What the Capitals will be ready for was somewhat uncertain, since the team is not scheduled to play Friday.
Detroit Coach Bobby Kromm did not choose to be magnanimous in victory, but instead underlined the obvious.
"I think the score flattered Washington," Kromm said. "We could have scored four or five more in the second period and the score could have been 11-0. Tonight, we just frustrated the Washington Capitals."
The last time the Wings were here, they jumped to a 3-0 lead in the first period over a weary Washington team that was playing its fifth game in seven days. The Capitals pulled even before losing, 4-3.
Last night, the Capitals had no excuses and no comeback.
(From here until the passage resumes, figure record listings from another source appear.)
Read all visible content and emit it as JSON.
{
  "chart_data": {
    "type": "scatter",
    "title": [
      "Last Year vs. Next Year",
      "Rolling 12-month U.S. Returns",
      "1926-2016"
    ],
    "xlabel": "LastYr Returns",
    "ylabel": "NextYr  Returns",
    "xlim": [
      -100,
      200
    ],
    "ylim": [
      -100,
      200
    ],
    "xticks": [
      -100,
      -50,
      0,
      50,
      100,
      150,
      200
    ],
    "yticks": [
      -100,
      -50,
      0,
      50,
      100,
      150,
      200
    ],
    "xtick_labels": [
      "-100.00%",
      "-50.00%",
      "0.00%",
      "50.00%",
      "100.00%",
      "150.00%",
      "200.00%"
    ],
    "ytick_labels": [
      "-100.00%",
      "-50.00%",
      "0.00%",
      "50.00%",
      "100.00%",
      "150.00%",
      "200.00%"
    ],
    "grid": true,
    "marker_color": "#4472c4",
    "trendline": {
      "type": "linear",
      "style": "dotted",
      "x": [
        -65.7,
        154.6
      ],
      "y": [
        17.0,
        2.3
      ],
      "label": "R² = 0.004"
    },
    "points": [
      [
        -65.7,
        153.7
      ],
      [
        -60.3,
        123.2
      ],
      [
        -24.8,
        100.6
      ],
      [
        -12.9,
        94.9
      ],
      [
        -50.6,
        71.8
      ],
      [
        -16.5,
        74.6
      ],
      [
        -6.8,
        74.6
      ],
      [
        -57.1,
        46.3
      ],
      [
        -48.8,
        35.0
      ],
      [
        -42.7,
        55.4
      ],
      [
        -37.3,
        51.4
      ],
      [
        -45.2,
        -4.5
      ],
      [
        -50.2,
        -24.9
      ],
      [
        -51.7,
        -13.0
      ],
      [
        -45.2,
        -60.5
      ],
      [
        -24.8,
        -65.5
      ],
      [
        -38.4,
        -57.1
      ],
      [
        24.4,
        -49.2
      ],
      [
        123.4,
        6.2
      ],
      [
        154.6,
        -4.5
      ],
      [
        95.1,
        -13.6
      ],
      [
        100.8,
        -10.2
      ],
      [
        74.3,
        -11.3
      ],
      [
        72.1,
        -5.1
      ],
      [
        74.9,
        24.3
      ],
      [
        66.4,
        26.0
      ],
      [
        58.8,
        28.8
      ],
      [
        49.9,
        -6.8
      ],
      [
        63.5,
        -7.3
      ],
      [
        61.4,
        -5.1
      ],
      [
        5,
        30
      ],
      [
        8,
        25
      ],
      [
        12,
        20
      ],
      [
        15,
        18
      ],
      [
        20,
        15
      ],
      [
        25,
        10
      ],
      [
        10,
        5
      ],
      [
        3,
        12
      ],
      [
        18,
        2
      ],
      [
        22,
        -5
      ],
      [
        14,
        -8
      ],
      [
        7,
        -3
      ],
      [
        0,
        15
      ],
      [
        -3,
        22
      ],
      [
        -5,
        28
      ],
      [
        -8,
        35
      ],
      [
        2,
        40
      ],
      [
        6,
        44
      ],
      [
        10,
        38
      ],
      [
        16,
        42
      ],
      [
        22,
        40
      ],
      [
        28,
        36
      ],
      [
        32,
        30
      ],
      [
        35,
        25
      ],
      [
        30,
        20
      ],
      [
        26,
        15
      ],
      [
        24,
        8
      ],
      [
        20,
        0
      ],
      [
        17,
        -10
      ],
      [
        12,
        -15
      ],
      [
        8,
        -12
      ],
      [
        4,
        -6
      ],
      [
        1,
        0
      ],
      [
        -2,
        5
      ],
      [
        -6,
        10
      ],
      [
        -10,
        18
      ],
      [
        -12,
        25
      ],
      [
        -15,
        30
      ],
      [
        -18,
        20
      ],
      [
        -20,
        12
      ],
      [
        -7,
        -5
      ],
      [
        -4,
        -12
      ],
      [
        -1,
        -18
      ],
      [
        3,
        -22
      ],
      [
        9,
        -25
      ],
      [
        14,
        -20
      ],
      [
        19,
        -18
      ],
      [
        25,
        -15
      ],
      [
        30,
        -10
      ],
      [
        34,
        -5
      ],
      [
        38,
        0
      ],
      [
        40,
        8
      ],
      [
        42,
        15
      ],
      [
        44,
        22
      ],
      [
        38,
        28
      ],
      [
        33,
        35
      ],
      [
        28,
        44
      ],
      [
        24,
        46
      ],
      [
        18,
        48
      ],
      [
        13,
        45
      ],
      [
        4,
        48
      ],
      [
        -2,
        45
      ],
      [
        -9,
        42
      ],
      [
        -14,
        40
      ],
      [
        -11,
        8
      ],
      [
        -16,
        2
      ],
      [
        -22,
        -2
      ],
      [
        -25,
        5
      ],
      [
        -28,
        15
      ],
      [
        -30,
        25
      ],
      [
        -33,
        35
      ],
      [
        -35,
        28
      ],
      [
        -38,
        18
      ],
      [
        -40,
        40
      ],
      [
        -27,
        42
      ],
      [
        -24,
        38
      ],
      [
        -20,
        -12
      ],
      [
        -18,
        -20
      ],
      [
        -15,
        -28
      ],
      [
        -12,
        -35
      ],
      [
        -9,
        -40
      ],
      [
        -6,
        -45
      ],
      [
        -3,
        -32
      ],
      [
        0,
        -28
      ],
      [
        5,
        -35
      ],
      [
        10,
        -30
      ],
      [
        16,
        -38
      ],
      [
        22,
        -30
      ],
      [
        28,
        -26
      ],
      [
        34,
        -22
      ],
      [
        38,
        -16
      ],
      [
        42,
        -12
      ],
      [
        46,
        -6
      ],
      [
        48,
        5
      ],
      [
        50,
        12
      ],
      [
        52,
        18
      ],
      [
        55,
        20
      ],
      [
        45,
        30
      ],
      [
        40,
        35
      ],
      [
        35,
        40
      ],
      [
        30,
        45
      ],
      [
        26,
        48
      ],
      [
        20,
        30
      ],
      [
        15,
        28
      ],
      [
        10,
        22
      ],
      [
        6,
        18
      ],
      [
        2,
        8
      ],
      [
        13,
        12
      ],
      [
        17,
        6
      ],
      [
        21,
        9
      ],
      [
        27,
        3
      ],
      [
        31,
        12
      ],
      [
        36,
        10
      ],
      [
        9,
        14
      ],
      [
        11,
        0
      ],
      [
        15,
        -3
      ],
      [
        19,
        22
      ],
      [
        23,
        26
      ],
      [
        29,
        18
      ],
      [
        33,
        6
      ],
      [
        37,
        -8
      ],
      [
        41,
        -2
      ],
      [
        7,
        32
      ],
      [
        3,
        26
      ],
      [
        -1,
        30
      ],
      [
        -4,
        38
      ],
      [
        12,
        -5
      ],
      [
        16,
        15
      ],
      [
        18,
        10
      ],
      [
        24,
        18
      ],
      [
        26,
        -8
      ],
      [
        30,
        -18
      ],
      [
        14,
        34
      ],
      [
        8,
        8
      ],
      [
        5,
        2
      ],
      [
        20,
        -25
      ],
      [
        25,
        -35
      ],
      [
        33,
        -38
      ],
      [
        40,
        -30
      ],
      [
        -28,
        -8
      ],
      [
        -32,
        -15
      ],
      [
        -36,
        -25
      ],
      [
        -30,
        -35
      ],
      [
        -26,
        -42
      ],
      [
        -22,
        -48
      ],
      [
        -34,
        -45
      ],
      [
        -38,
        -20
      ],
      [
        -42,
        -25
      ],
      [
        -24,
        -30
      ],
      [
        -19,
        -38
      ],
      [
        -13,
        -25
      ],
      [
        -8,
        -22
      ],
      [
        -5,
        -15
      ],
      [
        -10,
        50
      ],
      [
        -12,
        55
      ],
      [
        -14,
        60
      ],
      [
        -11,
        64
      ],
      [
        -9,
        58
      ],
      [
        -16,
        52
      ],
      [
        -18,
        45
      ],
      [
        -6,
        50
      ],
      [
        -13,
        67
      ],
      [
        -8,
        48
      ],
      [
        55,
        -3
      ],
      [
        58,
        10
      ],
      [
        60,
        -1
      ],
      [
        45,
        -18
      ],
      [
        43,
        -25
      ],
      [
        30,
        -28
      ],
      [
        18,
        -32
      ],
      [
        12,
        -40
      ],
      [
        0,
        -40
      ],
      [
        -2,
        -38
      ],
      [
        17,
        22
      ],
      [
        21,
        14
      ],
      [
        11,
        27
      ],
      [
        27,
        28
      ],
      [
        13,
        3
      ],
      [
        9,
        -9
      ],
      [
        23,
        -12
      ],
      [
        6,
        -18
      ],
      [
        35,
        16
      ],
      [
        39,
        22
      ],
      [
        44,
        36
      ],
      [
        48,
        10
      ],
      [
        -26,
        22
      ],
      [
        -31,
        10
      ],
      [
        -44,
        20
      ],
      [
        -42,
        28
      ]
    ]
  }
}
Although they played capably in the last two periods, they never threatened to get back in contention.
The Wings jumped in front after 109 seconds, as Bill Hogaboam's pass from the right-wing corner was deflected into the net by Paul Woods, despite the swarming presence of Washington defenseman Rick Green.
After four minutes, Detroit had five shots on goal to the Capitals' zero, a fact that was not transmitted to the crowd because the shot clocks, like the Capitals, were not working.
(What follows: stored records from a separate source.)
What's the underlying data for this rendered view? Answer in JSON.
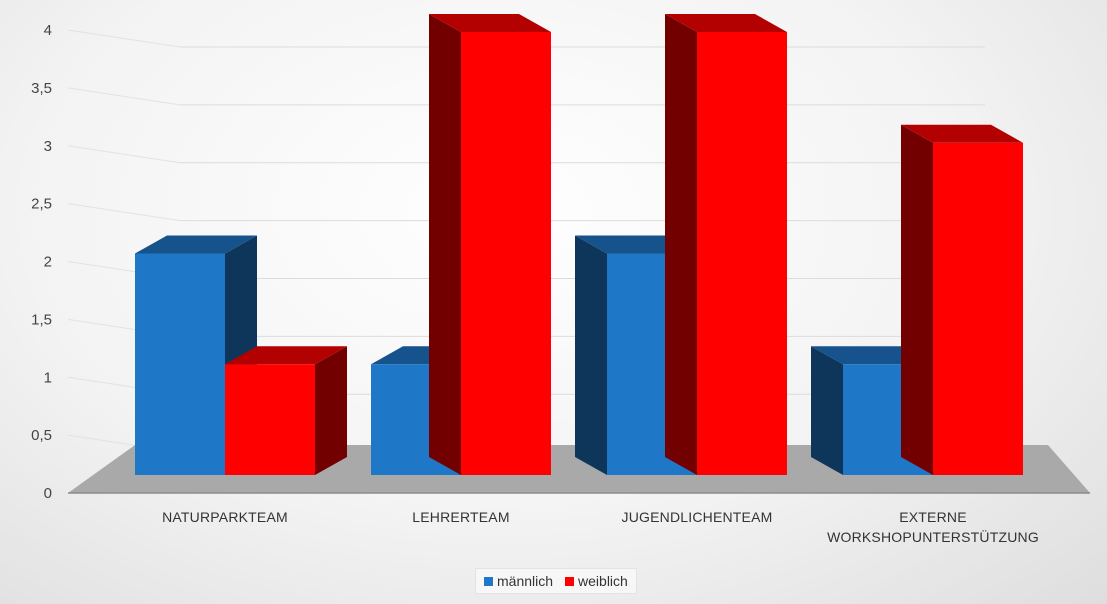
{
  "chart_data": {
    "type": "bar",
    "subtype": "3d-clustered-column",
    "title": "",
    "categories": [
      "NATURPARKTEAM",
      "LEHRERTEAM",
      "JUGENDLICHENTEAM",
      "EXTERNE WORKSHOPUNTERSTÜTZUNG"
    ],
    "series": [
      {
        "name": "männlich",
        "values": [
          2,
          1,
          2,
          1
        ],
        "color": "#1f77c8"
      },
      {
        "name": "weiblich",
        "values": [
          1,
          4,
          4,
          3
        ],
        "color": "#ff0000"
      }
    ],
    "ylim": [
      0,
      4
    ],
    "yticks": [
      "0",
      "0,5",
      "1",
      "1,5",
      "2",
      "2,5",
      "3",
      "3,5",
      "4"
    ],
    "grid": true,
    "legend_position": "bottom"
  }
}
When Dan Labraaten's blast from the blue line got by goalie Gary Inness' left shoulder at 8:29, after the Capitals had created a bit of a fuss at the other end, it was apparent that the Ides of March had arrived a day early to plague the home club.
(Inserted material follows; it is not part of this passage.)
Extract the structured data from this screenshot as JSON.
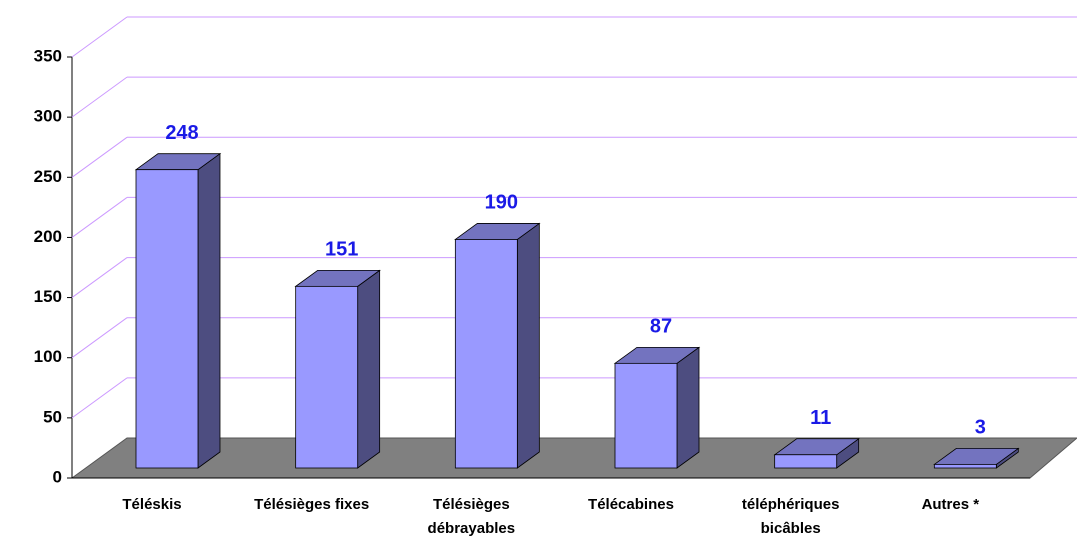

Bob Sirois received his third penalty of the year for tripping Woods and Detroit's power play responded with its 66th goal. Dale McCourt connected with a drive off Inness' stick from the left point for his 25th goal and it was 3-0.
This was the 12th extra-man score for the Wings against Washington, a high percentage of success against a team that had yielded only 67 such goals.
Stewart dealt a thumping check to Reed Larson a few minutes later and the crowd had its first opportunity to cheer. When Robert Picard flattened Dennis Polonich, there was more celebration.
But quiet was restored by Willie Huber, who beat Inness with a drive from the outer edge of the right-wing circle with 1:31 left in the period.
Things had reached such a sorry state that Rolf Edberg, the Capitals' good-luck charm, was on the ice for this one, the first time he had skated while an opponent scored in 13 games. It was only the fourth minus in 33 games for Edberg, surely a record that will be difficult to eclipse.
While Detroit kept banging the puck off the goal posts -- or inness' pads -- the game's remaining interest quickly centered around Jim Rutherford's chances of recording his first shutout of the season. He didn't.
Stewart, who had not scored in 17 games, neted a second rebound of a Dennis Maruk shot, Rutherford stopping Jack Lynch's rebound attempt before Stewart slipped it past for his fifth goal of the season.
Belisle removed Inness for a sixth skater in the final minutes, a move he explained by saying, "We were desperate. The odds are 10,000 to 1 but why not take them when it's a million to one your goaltender isn't going to score."
While the Capitals were being badgered by the insults of fans who quickly forgot the joys of that sixgame streak, forwards Gary Rissling and Rick Bragnalo were making yet one more trip up Interstate Rte. 83, having been returned to the Hershey farm club.